Monday, August 14, 2006

Relationship Lessons from Another Language

In the April 2006 issue of Fast Company, there is an article about Dan Mintz, an American who has become a very successful businessperson in China. (You can read the full article here.) Early in the article a Chinese word is introduced - guanxi (pronounced gwan-she). According to the article, it is literally translated as "relationship building", but in practice it means "carefully cultivated clout, a culturally calibrated measure of respect, influence, and honor." The article goes on to say that it is a personal as well as political form of capital.

I've long been interested in learning words from other languages because it is through language that we create understanding. It is no coincidence that our vocabulary and our intelligence are closely linked - the more words we have in our mind the easier it is to express our thoughts and to think in new ways.

Guanxi is a word that does this for me - it expands my thoughts about relationship building. Relationship building is an important part of our lives in many ways - within the last two weeks I have had conversations or done training where relationship building has been discussed connected to Customer Service (even in very short relationships), consulting, leadership, facilitation, and sales. I'm sure you could expand this list and it doesn't even yet include our personal and family relationships.

So here are two questions for you: In the relationships you are working to build now, how would the components of guanxi - respect, influence, and honor - influence your behaviors and choices? Do you think about those factors when building a relationship?

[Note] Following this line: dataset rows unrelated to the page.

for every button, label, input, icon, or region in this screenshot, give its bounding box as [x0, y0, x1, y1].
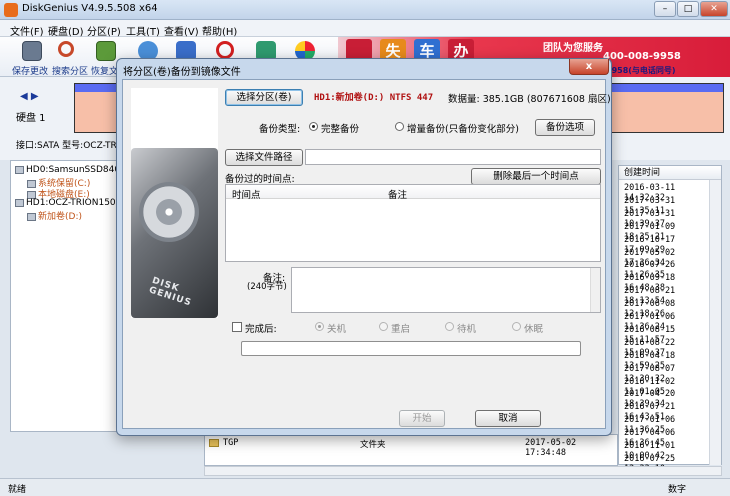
menu-help[interactable]: 帮助(H): [202, 23, 237, 38]
close-window-button[interactable]: ✕: [700, 1, 728, 17]
select-partition-button[interactable]: 选择分区(卷): [225, 89, 303, 106]
search-partition-label[interactable]: 搜索分区: [52, 64, 88, 77]
backup-dialog: 将分区(卷)备份到镜像文件 x DISK GENIUS 选择分区(卷) HD1:…: [116, 58, 612, 436]
status-bar: 就绪 数字: [0, 478, 730, 496]
window-title: DiskGenius V4.9.5.508 x64: [22, 3, 158, 14]
status-text: 就绪: [8, 485, 27, 495]
backup-points-label: 备份过的时间点:: [225, 174, 295, 185]
restart-radio[interactable]: [379, 322, 388, 331]
disk-icon: [15, 165, 24, 174]
data-amount: 数据量: 385.1GB (807671608 扇区): [448, 94, 611, 105]
tree-item-hd0[interactable]: HD0:SamsunSSD840: [15, 165, 120, 175]
table-header: 时间点 备注: [226, 185, 600, 201]
backup-options-button[interactable]: 备份选项: [535, 119, 595, 136]
file-list-created: 创建时间 2016-03-11 14:32:32 2017-03-31 15:35…: [618, 165, 722, 474]
dialog-close-button[interactable]: x: [569, 59, 609, 75]
col-note-header[interactable]: 备注: [388, 187, 407, 201]
shutdown-radio[interactable]: [315, 322, 324, 331]
diskgenius-artwork: DISK GENIUS: [131, 88, 218, 318]
restore-file-label[interactable]: 恢复文: [91, 64, 118, 77]
ad-phone: 400-008-9958: [603, 51, 681, 62]
dialog-body: DISK GENIUS 选择分区(卷) HD1:新加卷(D:) NTFS 447…: [122, 79, 611, 429]
incremental-backup-radio[interactable]: [395, 122, 404, 131]
ad-hotline: 9958(与电话同号): [606, 66, 676, 75]
file-list: TGP 文件夹 2017-05-02 17:34:48: [204, 434, 618, 466]
minimize-button[interactable]: –: [654, 1, 676, 17]
hard-disk-image: DISK GENIUS: [131, 148, 218, 318]
restart-label[interactable]: 重启: [391, 321, 410, 335]
menu-view[interactable]: 查看(V): [164, 23, 199, 38]
hibernate-label[interactable]: 休眠: [524, 321, 543, 335]
ad-team-text: 团队为您服务: [543, 43, 603, 54]
app-icon: [4, 3, 18, 17]
shutdown-label[interactable]: 关机: [327, 321, 346, 335]
disk-platter-icon: [139, 182, 199, 242]
disk-info: 接口:SATA 型号:OCZ-TRIO: [16, 141, 127, 151]
standby-radio[interactable]: [445, 322, 454, 331]
choose-path-button[interactable]: 选择文件路径: [225, 149, 303, 166]
delete-icon[interactable]: [216, 41, 234, 59]
created-time-header[interactable]: 创建时间: [619, 166, 721, 180]
backup-type-label: 备份类型:: [259, 124, 301, 135]
tree-item-new-volume[interactable]: 新加卷(D:): [27, 209, 82, 222]
menu-file[interactable]: 文件(F): [10, 23, 44, 38]
search-icon[interactable]: [58, 41, 74, 57]
file-modified: 2017-05-02 17:34:48: [525, 438, 577, 458]
status-numlock: 数字: [668, 485, 687, 495]
hibernate-radio[interactable]: [512, 322, 521, 331]
note-scrollbar[interactable]: [590, 268, 600, 312]
col-time-header[interactable]: 时间点: [232, 187, 261, 201]
disk-icon: [15, 198, 24, 207]
title-bar: DiskGenius V4.9.5.508 x64 – □ ✕: [0, 0, 730, 20]
menu-bar: 文件(F) 硬盘(D) 分区(P) 工具(T) 查看(V) 帮助(H): [0, 20, 730, 38]
delete-last-point-button[interactable]: 删除最后一个时间点: [471, 168, 601, 185]
after-complete-checkbox[interactable]: [232, 322, 242, 332]
after-complete-label[interactable]: 完成后:: [245, 321, 277, 335]
cancel-button[interactable]: 取消: [475, 410, 541, 427]
diskgenius-logo: DISK GENIUS: [147, 275, 193, 309]
vertical-scrollbar[interactable]: [709, 180, 721, 465]
incremental-backup-label[interactable]: 增量备份(只备份变化部分): [407, 121, 519, 135]
menu-disk[interactable]: 硬盘(D): [48, 23, 84, 38]
restore-icon[interactable]: [96, 41, 116, 61]
file-type: 文件夹: [360, 440, 386, 450]
file-path-input[interactable]: [305, 149, 601, 165]
menu-tools[interactable]: 工具(T): [126, 23, 160, 38]
standby-label[interactable]: 待机: [457, 321, 476, 335]
note-input[interactable]: [291, 267, 601, 313]
note-limit: (240字节): [247, 282, 287, 292]
backup-progress-bar: [241, 341, 581, 356]
dialog-title: 将分区(卷)备份到镜像文件: [123, 67, 241, 78]
disk-nav-arrows[interactable]: ◀ ▶: [20, 91, 39, 102]
partition-icon: [27, 212, 36, 221]
full-backup-radio[interactable]: [309, 122, 318, 131]
tree-item-hd1[interactable]: HD1:OCZ-TRION150: [15, 198, 116, 208]
save-icon[interactable]: [22, 41, 42, 61]
start-button[interactable]: 开始: [399, 410, 445, 427]
selected-partition-info: HD1:新加卷(D:) NTFS 447: [314, 93, 434, 103]
maximize-button[interactable]: □: [677, 1, 699, 17]
disk-label: 硬盘 1: [16, 113, 46, 124]
save-changes-label[interactable]: 保存更改: [12, 64, 48, 77]
file-name[interactable]: TGP: [223, 438, 238, 448]
backup-points-table[interactable]: 时间点 备注: [225, 184, 601, 262]
folder-icon: [209, 439, 219, 447]
menu-partition[interactable]: 分区(P): [87, 23, 121, 38]
horizontal-scrollbar[interactable]: [204, 466, 722, 476]
disk-tree: HD0:SamsunSSD840 系统保留(C:) 本地磁盘(E:) HD1:O…: [10, 160, 120, 432]
full-backup-label[interactable]: 完整备份: [321, 121, 359, 135]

I encourage you to think about those components in the coming days. Recognize that if you want to gain respect, influence, and honor, you will do best by focusing on giving those things first.

Build relationships by putting the other person first - respect them at higher levels, influence them not for your gain but for theirs, and honor them highly.

The dual lesson in this post for me is both the power of the insight gained by adding a new component to relationship building and that these insights came from a new word I learned from another language. I encourage both to think about the lessons of guanxi - both in terms of relationships and vocabulary.

Wednesday, August 9, 2006

Resistance and Change

In consulting and working with organizations regarding change, a major concern surfaces when I hear questions like:

"What do we do about the resistors?"
"How do we lower the resistance?"
"What if people don't buy-in?"


It is our natural inclination to deal with resistance by combating it, "pushing back" or in some other way getting defensive. We know from our experience that rarely works. And while we know those approaches don't work, we resort to them anyway.

In my experience you will only change your response to the resistance when you view the resistance differently. We encounter three basic initial responses when sharing a change with others:

- Acceptance
- Resistance
- Apathy

Assuming you'd pick acceptance as your first choice, let me ask you a question - would you prefer resistance or apathy? While you might be tempted to think apathy - after all in the moment of conversation that might be easier - in the end you know you don't want apathy either.

When people are apathetic they don't care. When people are resistant, they are engaged, just not sold.

The next time you encounter resistance, remember this mathematical equation,

resistance = engagement

then respond to the resistance you encounter hopefully, openly and eagerly. Your new response will not only be more pleasant, it will be more successful.

Monday, August 7, 2006

Customer Service Made Simple

On Saturday I was delivering some Customer Service training to the parking, gates and security staff for the 150th Indiana State Fair. Whenever I work with groups on this important topic, I try to find ways to help them see that it is the Customer who writes their paycheck.

In both sessions, after thinking I had already made this point clearly, I tried again, by asking this question:

How would you treat each Customer if you knew that their full $6 ticket price was going into your pocket?

In the morning session, I heard, "I'd say thank you. Thank you VERY much. And please come again."

In the afternoon session, I heard, "I'd treat them like gold."

There it is. Most everything we need to know about Customer Service emanates from those two answers: thank them and value their business, and treat them like gold.

It is easy to treat "nice" and "pleasant" Customers this way. It is our job when serving Customers to treat them ALL that way (even when they are mean, grumpty and irrational). We may not get their full $6 ticket fee, but without them we don't get any check at all.